Schwer zu sagen, was die eigentliche Intention war, die Evan Goldberg, Seth Rogen und James Franco, die schon beim letztjährigen Endzeit-Film „This ist the End“ erfolgreich zusammengearbeitet hatten, mit diesem Film bezwecken. Einerseits ist es eine typische vulgäre Komödie, die in erstaunlichem Maße Analfixiert ist und das Einführen von allerlei Objekten in Körperöffnungen geradezu zelebriert. Andererseits spielt „The Interview“ auch auf interessante Weise mit James Francos öffentlicher Figur als Selbstdarsteller und vor allem seiner Sexualität: „The Interview“ als homoerotisch zu bezeichnen wäre noch untertrieben, was insbesondere für das Verhältnis von Kim Jung-Un und Dave Skylark gilt, die zumindest für kurze Zeit die besten Freunde werden.
Hier scheint sich der Film dann gar zu einer durchaus ambitionierten Darstellung eines Diktators zu entwickeln, der in der Öffentlichkeit ausschließlich durch die Perspektive der westlichen Medien wahrgenommen wird. In diesen Momenten bekommt auch die auf militärische Konfrontation abzielende amerikanische Außenpolitik ein paar Seitenhiebe ab, was „The Interview“ in einigen Szenen tatsächlich geradezu subversiv erscheinen lässt. Meist jedoch ist der Humor brachial und nicht immer komisch, von der nicht unproblematischen Verwendung eines politischen Mordes zu Unterhaltungszwecken an einer noch regierenden Persönlichkeit einmal ganz abgesehen.

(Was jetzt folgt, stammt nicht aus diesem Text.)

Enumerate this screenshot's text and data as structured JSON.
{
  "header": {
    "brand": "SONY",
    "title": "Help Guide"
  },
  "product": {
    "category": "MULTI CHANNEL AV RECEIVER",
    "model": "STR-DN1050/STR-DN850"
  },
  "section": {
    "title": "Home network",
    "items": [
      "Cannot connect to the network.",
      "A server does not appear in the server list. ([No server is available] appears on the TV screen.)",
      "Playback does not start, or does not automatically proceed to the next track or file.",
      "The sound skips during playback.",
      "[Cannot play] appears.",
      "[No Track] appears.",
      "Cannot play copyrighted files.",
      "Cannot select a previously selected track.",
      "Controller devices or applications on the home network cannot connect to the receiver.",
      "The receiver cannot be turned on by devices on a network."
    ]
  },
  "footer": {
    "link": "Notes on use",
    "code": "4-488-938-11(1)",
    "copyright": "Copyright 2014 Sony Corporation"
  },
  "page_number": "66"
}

Als Film ist „The Interview“ eine merkwürdige Mischung: Teils gelungene Satire, teils vulgäre Klamotte, teils befremdliche Phantasie. Als kulturelles Ereignis, das ungeahnte Reaktionen weit über den eigentlichen Film heraus ausgelöst hat und vielleicht sogar zu diplomatischen Verstrickungen führt, ist er fraglos einer der ungewöhnlichsten Filme jüngerer Vergangenheit.